The sun had gone to rest; the stars were coming out one by one, dotting the vault of heaven as with sparkling gems. We heard in the distance the ringing laughter and the tinkling bells of a merry driving party. My wife exclaimed:—

“Hear the sledges with the bells,
Silver bells!
What a world of merriment their melody foretells!
How they tinkle, tinkle, tinkle,
In the icy air of night!
While the stars that oversprinkle
All the heavens, seem to twinkle
With a crystalline delight:
Keeping time, time, time,
In a sort of Runic rhyme,
To the tintinnabulation that so musically wells
From the bells, bells, bells, bells,
Bells, bells, bells—
From the jingling and the tinkling of the bells.”

We were at this time driving down in a ditch for the sake of the snow (the road itself being well-nigh bare), and just as my wife concluded her poetic quotation over we turned. Luckily fortune again favored us, for my deviating from the right path without sufficient cause would have prevented my recovering for any damage we might have suffered.[86] One voluntarily encountering perils in the dark does so at his own risk.[87]

My wife impatiently suggested that she had better take the reins. I told her that she could reign at home, but that if she was driving and we really met with an accident, twelve jurymen would have to inquire into her capacity and the horses’ character,[88] in considering whether ordinary care had been exercised, and the less said on the first subject the better.

“For goodness’ sake, then, tell me what I can get if I am hurt on these abominable roads,” she pettishly asked.

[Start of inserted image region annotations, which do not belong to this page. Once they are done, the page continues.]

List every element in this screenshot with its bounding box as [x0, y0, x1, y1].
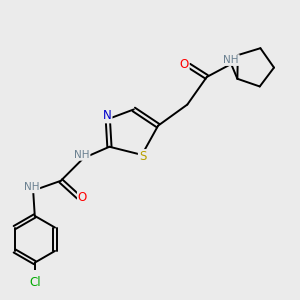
- Text: O: O: [179, 58, 189, 71]
- Text: O: O: [78, 190, 87, 204]
- Text: NH: NH: [24, 182, 39, 192]
- Text: NH: NH: [74, 150, 90, 160]
- Text: S: S: [139, 150, 146, 163]
- Text: NH: NH: [224, 55, 239, 65]
- Text: N: N: [103, 110, 112, 122]
- Text: Cl: Cl: [29, 276, 40, 289]
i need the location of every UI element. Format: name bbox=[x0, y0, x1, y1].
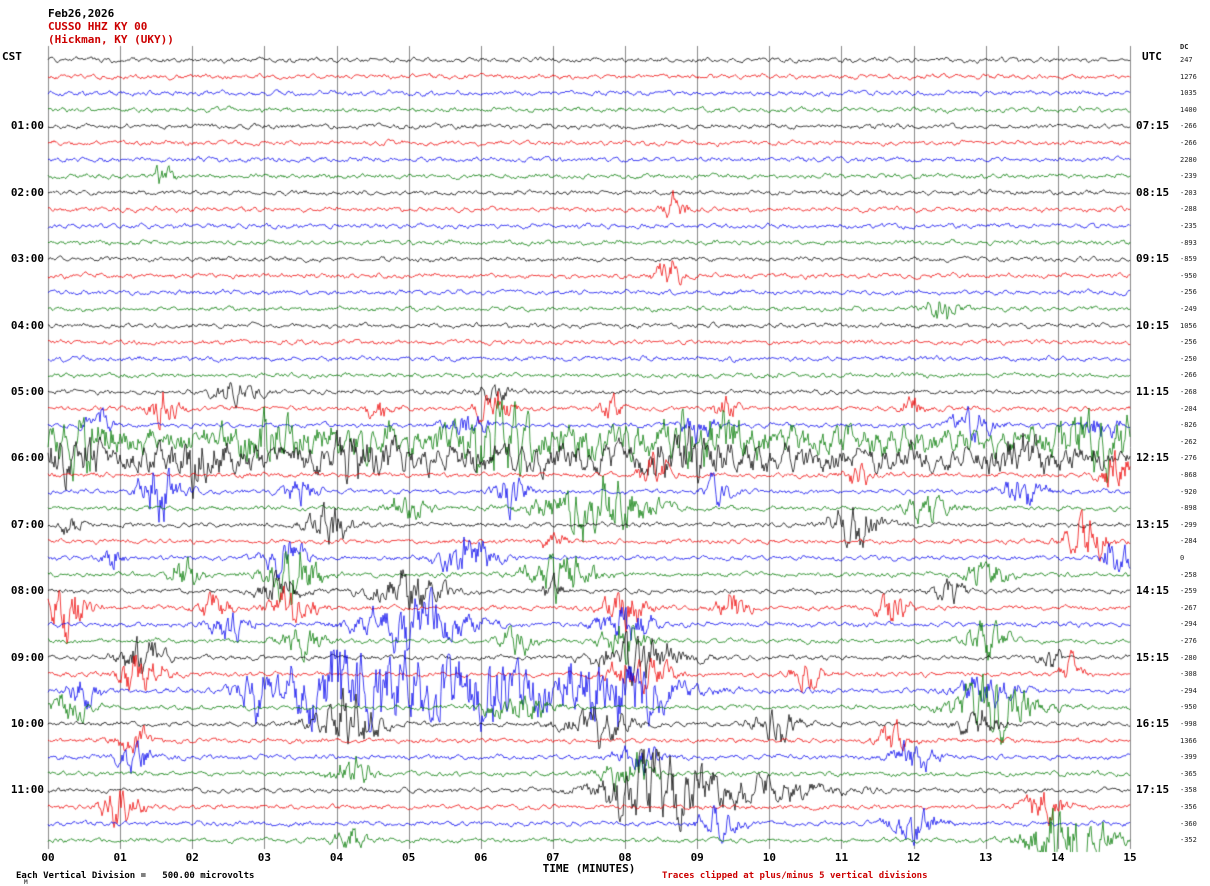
hour-label-left: 11:00 bbox=[10, 783, 44, 797]
dc-offset-value: -950 bbox=[1180, 271, 1197, 280]
hour-label-left: 04:00 bbox=[10, 318, 44, 332]
hour-label-right: 14:15 bbox=[1136, 584, 1170, 598]
x-axis-title: TIME (MINUTES) bbox=[542, 862, 636, 875]
dc-offset-value: -868 bbox=[1180, 471, 1197, 479]
dc-offset-value: -920 bbox=[1180, 487, 1197, 496]
dc-offset-value: 0 bbox=[1180, 554, 1185, 562]
hour-label-left: 03:00 bbox=[10, 252, 44, 266]
dc-offset-value: -266 bbox=[1180, 122, 1197, 131]
x-tick-label: 12 bbox=[906, 851, 921, 864]
dc-offset-value: -360 bbox=[1180, 819, 1197, 828]
hour-label-left: 07:00 bbox=[10, 517, 44, 531]
dc-offset-value: -268 bbox=[1180, 388, 1197, 396]
hour-label-right: 08:15 bbox=[1136, 185, 1170, 199]
hour-label-left: 09:00 bbox=[10, 650, 44, 664]
x-tick-label: 09 bbox=[690, 851, 704, 864]
x-tick-label: 07 bbox=[546, 851, 560, 864]
hour-label-right: 13:15 bbox=[1136, 517, 1170, 531]
dc-offset-value: -826 bbox=[1180, 421, 1197, 430]
dc-offset-value: -365 bbox=[1180, 769, 1197, 778]
hour-label-right: 16:15 bbox=[1136, 717, 1170, 730]
dc-offset-value: -308 bbox=[1180, 670, 1197, 679]
dc-offset-value: -266 bbox=[1180, 139, 1197, 147]
hour-label-right: 17:15 bbox=[1136, 783, 1170, 797]
x-tick-label: 15 bbox=[1123, 851, 1137, 864]
plot-date: Feb26,2026 bbox=[48, 7, 115, 20]
dc-offset-value: -239 bbox=[1180, 172, 1197, 181]
footer-scale-note: Each Vertical Division = 500.00 microvol… bbox=[16, 871, 255, 881]
x-tick-label: 02 bbox=[185, 851, 199, 864]
dc-offset-value: -267 bbox=[1180, 603, 1197, 612]
x-tick-label: 00 bbox=[41, 851, 55, 864]
left-timezone-label: CST bbox=[2, 50, 22, 63]
dc-offset-value: -280 bbox=[1180, 653, 1197, 662]
hour-label-left: 01:00 bbox=[10, 119, 44, 133]
dc-offset-value: -266 bbox=[1180, 371, 1197, 380]
hour-label-left: 06:00 bbox=[10, 451, 44, 465]
x-tick-label: 11 bbox=[834, 851, 849, 864]
dc-offset-value: -998 bbox=[1180, 720, 1197, 728]
dc-offset-value: -358 bbox=[1180, 786, 1197, 795]
dc-offset-value: -259 bbox=[1180, 587, 1197, 596]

“Well,” I said, clearing my throat for a speech, “if the town is to blame for the state of the road, it is liable for the direct and immediate losses occasioned by the accident.[89] In some cases I could recover for the loss of your services and the expenses of your sickness;[90] although in Maine and Connecticut it has been decided otherwise.[91] If I myself were injured, I could get recouped for my loss of time and medical expenses.[92] Where the exertions of the plaintiff in endeavoring to rescue his horses, which had broken through a bridge, his exposure to the elements and his agitation—all the direct result of the defect in the bridge—produced epilepsy and made the man a wreck in body and mind (the doctors said the disease usually terminated in paralysis and mental imbecility), the jury gave the man $500 in compensation, and the judges thought it was none too much.”[93]